Wednesday was a night that will haunt Real Madrid, who turned in a Wembley performance more shocking than anything the previous evening’s reputation could possibly have conjured. Zinedine Zidane reserved his own fright night for All Saints’ Day and sent out a side with so many individual sinners that they barely resembled the reigning European and Spanish champions.
Tottenham Hotspur announced their arrival among Europe’s elite with a sparkling performance, displaying football truly worthy of the clichéd prefix “champagne.” For Zidane and his side, the popping corks of a few months ago have been replaced by the whimper of a deflating balloon. Only one side under the Wembley arch looked like potential Champions League winners and it was not the holders.
Madrid were eviscerated by the Spanish media after a capitulation worthy of the worst days of Jose Mourinho’s final season in charge, when players scarcely bothered to hide their lack of resolution under a coach who had presided over an irreparable dressing room schism and managed it with paranoia and finger-pointing. Mourinho’s side finished 15 points adrift of Barcelona in the league in 2012-13.
Something similar happened under Rafa Benitez, the “Spanish waiter’s” nadir coming when Barca handed the soon-to-be former Madrid manager his backside on a plate in a 4-0 Clasico drubbing in the Bernabeu.
At Wembley there was body language and apathy eerily reminiscent of that November night in 2015. Mauricio Pochettino dug his Spurs into Real’s flanks and earned his own ascension to Europe’s managerial summit with arguably Tottenham’s most important win since their League Cup final triumph over Chelsea in 2007-08. That same season bore witness to what until Wednesday remained Madrid’s heaviest European defeat in the last 10 years, a 2-0 loss to Juventus.
Pochettino’s side were faster, more committed, more skillful and more cohesive than a Real Madrid team that at the end of the 2016-17 Champions League magnificently put Bayern, Atletico and Juventus to the sword. On Wednesday, most of Zidane’s side looked as though they would gladly fall on one as they slumped to a first group-stage defeat in five years.
There are mitigating factors, injuries to key personnel among them. It was apparently without irony that Madrid’s medical department congratulated their Sporting Lisbon counterparts recently on wheeling Fabio Coentrao out for three consecutive games when they are unable to perform the same function with Raphael Varane and Gareth Bale. The maligned Florentino Perez stooge, Dr Jesus “Stretch” Olmo, may have departed but several Madrid players remain frequently incapable of doing much more than that.
The inexperience of the bench has been cited as a root cause of Real’s current predicament: Of Zidane’s summer signings, Marcos Llorente is the oldest at 22. But the players brought in were acquired as future assets, not immediate insurance against a collective collapse by Zidane’s senior squad members.
There is another school of thought, echoed by Cristiano Ronaldo in a postmatch interview, which contends the departures of Alvaro Morata, James Rodriguez and Pepe have left Zidane short of options and there is a half-truth in that.
Morata scored several game-changing goals last season, worth 11 Liga points considering their timing and the eventual score line, but Zidane did not want the striker to leave.
The number of games James positively influenced from the bench can be counted on one hand and there was never any question of the Colombian being retained, while Pepe barely featured and when he did performed much as a constantly injured stop-gap might be expected to while angling behind the scenes for a final pay day elsewhere. Again, Zidane did not force the Portuguese from the fold.
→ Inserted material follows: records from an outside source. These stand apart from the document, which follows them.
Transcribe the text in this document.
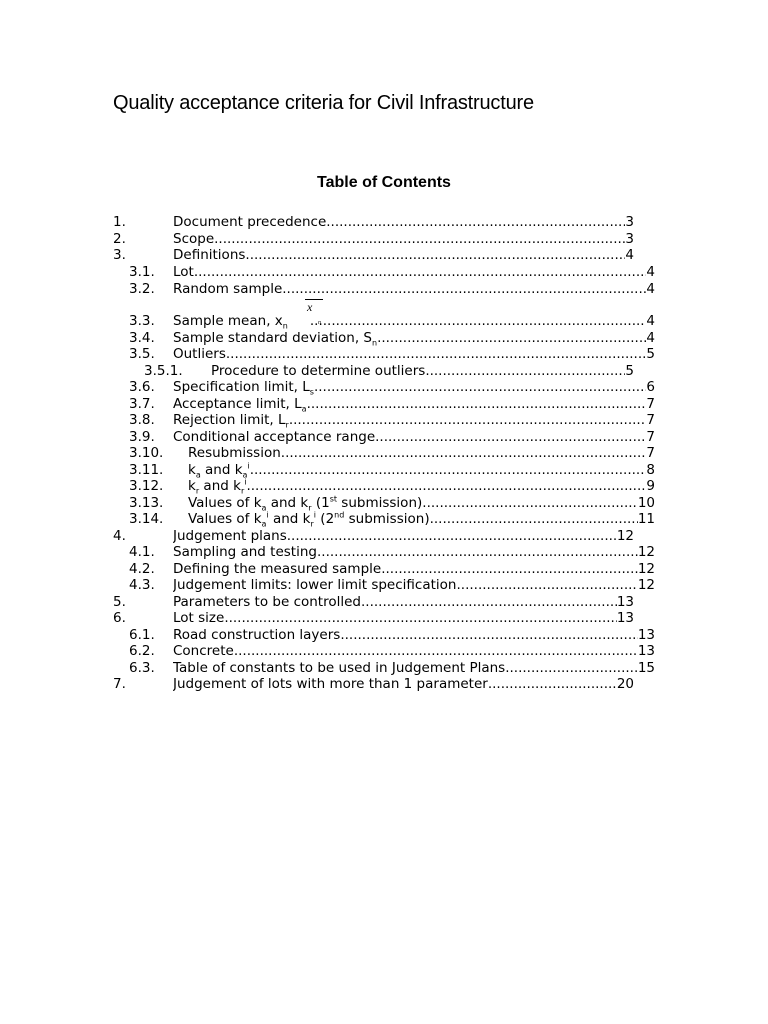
Quality acceptance criteria for Civil Infrastructure
Table of Contents
1.	Document precedence .....	3
2.	Scope .....	3
3.	Definitions .....	4
3.1. Lot .....	4
3.2. Random sample .....	4
3.3. Sample mean, $x_n$ .....	4
3.4. Sample standard deviation, $S_n$ .....	4
3.5. Outliers .....	5
3.5.1. Procedure to determine outliers .....	5
3.6. Specification limit, $L_s$ .....	6
3.7. Acceptance limit, $L_a$ .....	7
3.8. Rejection limit, $L_r$ .....	7
3.9. Conditional acceptance range .....	7
3.10. Resubmission .....	7
3.11. $k_a$ and $k_a^i$ .....	8
3.12. $k_r$ and $k_r^i$ .....	9
3.13. Values of $k_a$ and $k_r$ (1st submission) .....	10
3.14. Values of $k_a^i$ and $k_r^i$ (2nd submission) .....	11
4.	Judgement plans .....	12
4.1. Sampling and testing .....	12
4.2. Defining the measured sample .....	12
4.3. Judgement limits: lower limit specification .....	12
5.	Parameters to be controlled .....	13
6.	Lot size .....	13
6.1. Road construction layers .....	13
6.2. Concrete .....	13
6.3. Table of constants to be used in Judgement Plans .....	15
7.	Judgement of lots with more than 1 parameter .....	20
x
n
A more pertinent question is why Mariano, who has scored eight in 11 Ligue 1 games for Lyon, was ushered out of the door when he had no desire to go. “I would have stayed if they’d asked me to,” the striker said on Thursday.
The problem is not in those that left, but the performances of those who remained. Several players, chief among them Marcelo and Karim Benzema, are woefully out of form and even Ronaldo, whose consolation goal offered him little if his face was anything to go by, should not be exempt from the fourth official’s board in La Liga purely on reputation.
These are the decisions that Zidane is currently refusing to address. The Real boss flatly denied his side are “in crisis” after the Spurs match, but their aura of invincibility in Europe evaporated at Wembley. Still, Madrid need only avoid defeat in one of their final two group games to reach the knock-out stage after Borussia Dortmund — where a full-blown crisis is genuinely underway — failed for a second time to beat Apoel.
Zidane has a soft Liga assignment against Las Palmas on Sunday, a side who have lost their previous six Liga games and whose coach, Pako Ayestaran, just set a Spanish top-flight record after being defeated in his 11th consecutive league fixture.
Unlike Benitez and the latter-day Mourinho, Zidane retains the faith of his players. Now he faces the biggest challenge of his Real Madrid reign to date: coaching them back to the standard of the double-winning side he led last season.